Tuesday, September 2, 2014

The Great Goddess Isis: Lover, Mother, Healer and Mistress of Magic




Isis is perhaps the best known of the Egyptian goddesses.  She was worshiped in Egypt, Greece and the Roman Empire from around 3000 BCE to around 200 CE, when many of her titles and attributes were taken over by the Virgin Mary.  Isis is another goddess who can represent the constellation of Virgo, the Virgin, the Divine Mother whose Child is the savior of Life.  Her mysteries taught people the truth of the cycle of life, death and rebirth.  She is a goddess of natural law as well as magic and healing. 

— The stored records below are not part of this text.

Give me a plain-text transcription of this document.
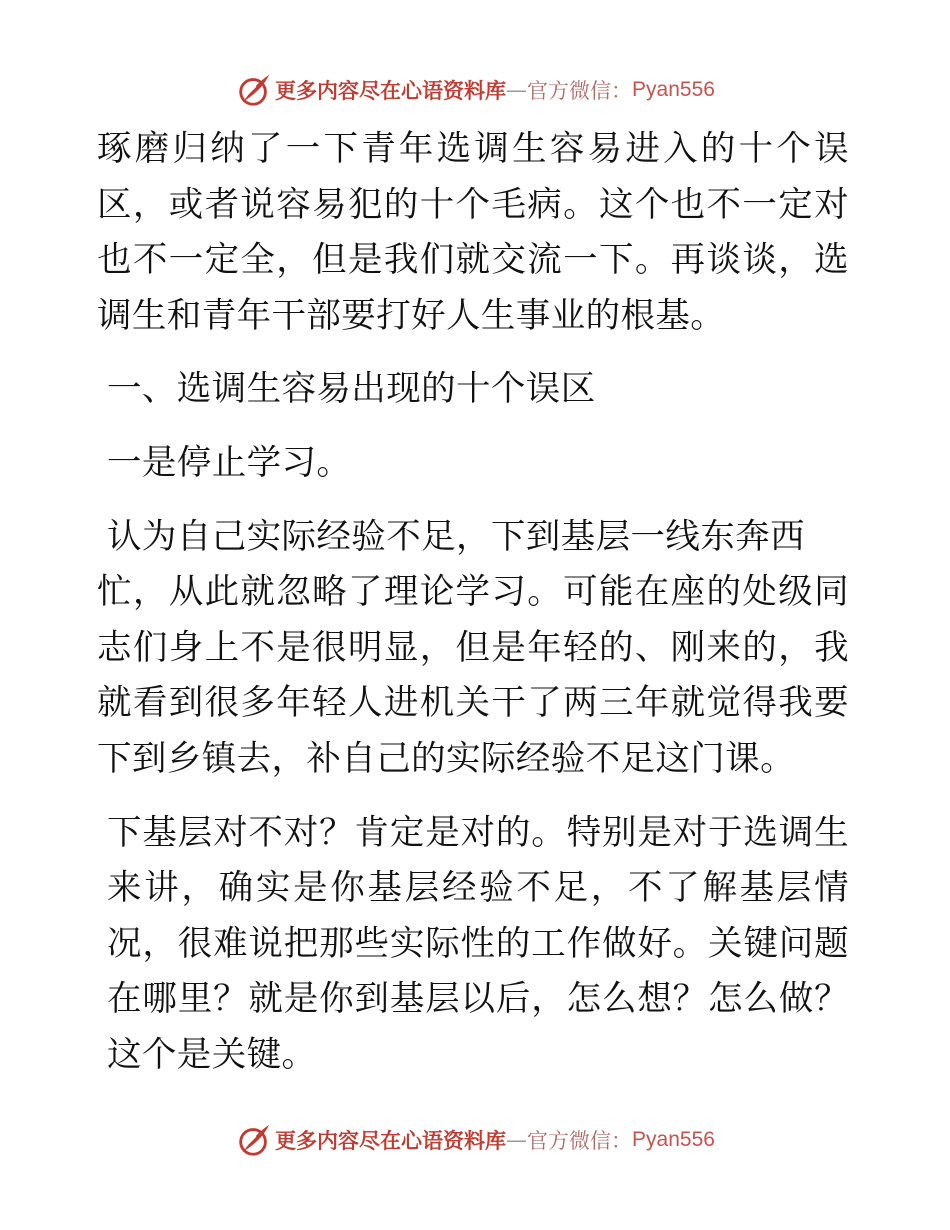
更多内容尽在心语资料库 — 官方微信： Pyan556

琢磨归纳了一下青年选调生容易进入的十个误区，或者说容易犯的十个毛病。这个也不一定对也不一定全，但是我们就交流一下。再谈谈，选调生和青年干部要打好人生事业的根基。

一、选调生容易出现的十个误区

一是停止学习。

认为自己实际经验不足，下到基层一线东奔西

忙，从此就忽略了理论学习。可能在座的处级同志们身上不是很明显，但是年轻的、刚来的，我就看到很多年轻人进机关干了两三年就觉得我要下到乡镇去，补自己的实际经验不足这门课。

下基层对不对？肯定是对的。特别是对于选调生来讲，确实是你基层经验不足，不了解基层情况，很难说把那些实际性的工作做好。关键问题在哪里？就是你到基层以后，怎么想？怎么做？这个是关键。

更多内容尽在心语资料库 — 官方微信： Pyan556
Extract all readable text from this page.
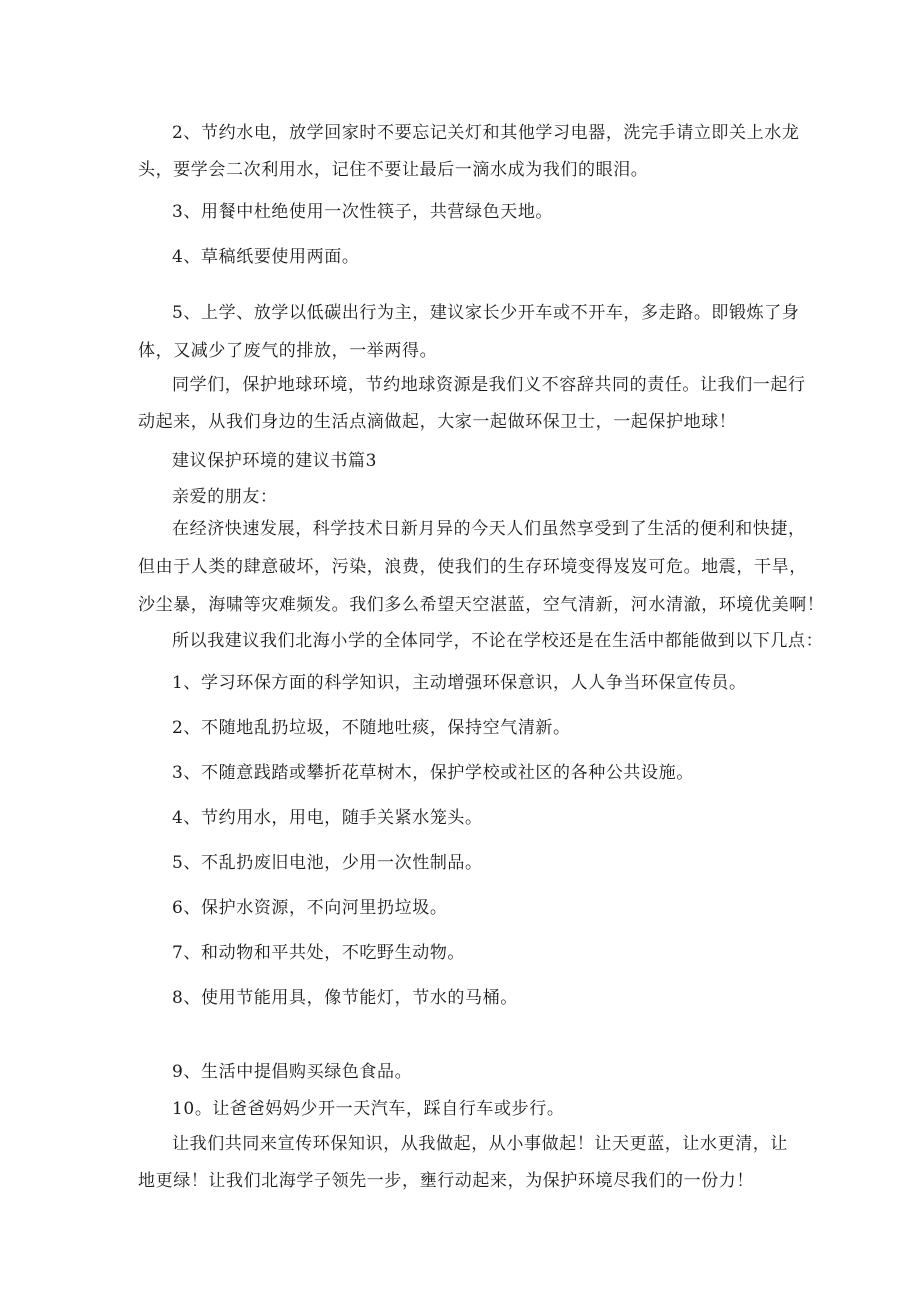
2、节约水电，放学回家时不要忘记关灯和其他学习电器，洗完手请立即关上水龙
头，要学会二次利用水，记住不要让最后一滴水成为我们的眼泪。
3、用餐中杜绝使用一次性筷子，共营绿色天地。
4、草稿纸要使用两面。
5、上学、放学以低碳出行为主，建议家长少开车或不开车，多走路。即锻炼了身
体，又减少了废气的排放，一举两得。
同学们，保护地球环境，节约地球资源是我们义不容辞共同的责任。让我们一起行
动起来，从我们身边的生活点滴做起，大家一起做环保卫士，一起保护地球！
建议保护环境的建议书篇3
亲爱的朋友：
在经济快速发展，科学技术日新月异的今天人们虽然享受到了生活的便利和快捷，
但由于人类的肆意破坏，污染，浪费，使我们的生存环境变得岌岌可危。地震，干旱，
沙尘暴，海啸等灾难频发。我们多么希望天空湛蓝，空气清新，河水清澈，环境优美啊！
所以我建议我们北海小学的全体同学，不论在学校还是在生活中都能做到以下几点：
1、学习环保方面的科学知识，主动增强环保意识，人人争当环保宣传员。
2、不随地乱扔垃圾，不随地吐痰，保持空气清新。
3、不随意践踏或攀折花草树木，保护学校或社区的各种公共设施。
4、节约用水，用电，随手关紧水笼头。
5、不乱扔废旧电池，少用一次性制品。
6、保护水资源，不向河里扔垃圾。
7、和动物和平共处，不吃野生动物。
8、使用节能用具，像节能灯，节水的马桶。
9、生活中提倡购买绿色食品。
10。让爸爸妈妈少开一天汽车，踩自行车或步行。
让我们共同来宣传环保知识，从我做起，从小事做起！让天更蓝，让水更清，让
地更绿！让我们北海学子领先一步，壅行动起来，为保护环境尽我们的一份力！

Isis is known by her 1000 names, which reflect her many gifts, attributes and powers.  She is the milk-giving cow goddess; goddess of serpents of the primeval waters; the star goddess Sirius, whose rising signaled the inundation of the Nile; the bird goddess; goddess of the underworld, whose breath gave life to the dead; goddess of the Tree of Life, offering the food and water of immortality; goddess of the words of power; the caring mother of her son, Horus; goddess of the throne, upon whose sovereign lap the king sat as her infant child in the image of all humanity.1   Isis is the Mage, the Enchantress, Lady Isis, She whose Words have Power.
One of the interesting things about Isis is that her story contains the pain and suffering of human life.  Perhaps Isis was so loved because her story is a very human story of love and death and ultimate rebirth.  Or perhaps it is because Isis, like the Virgin Mary, is the Mediatrix of Grace, the Intercessor and Mother who listens to her human children and helps us because she understands us.  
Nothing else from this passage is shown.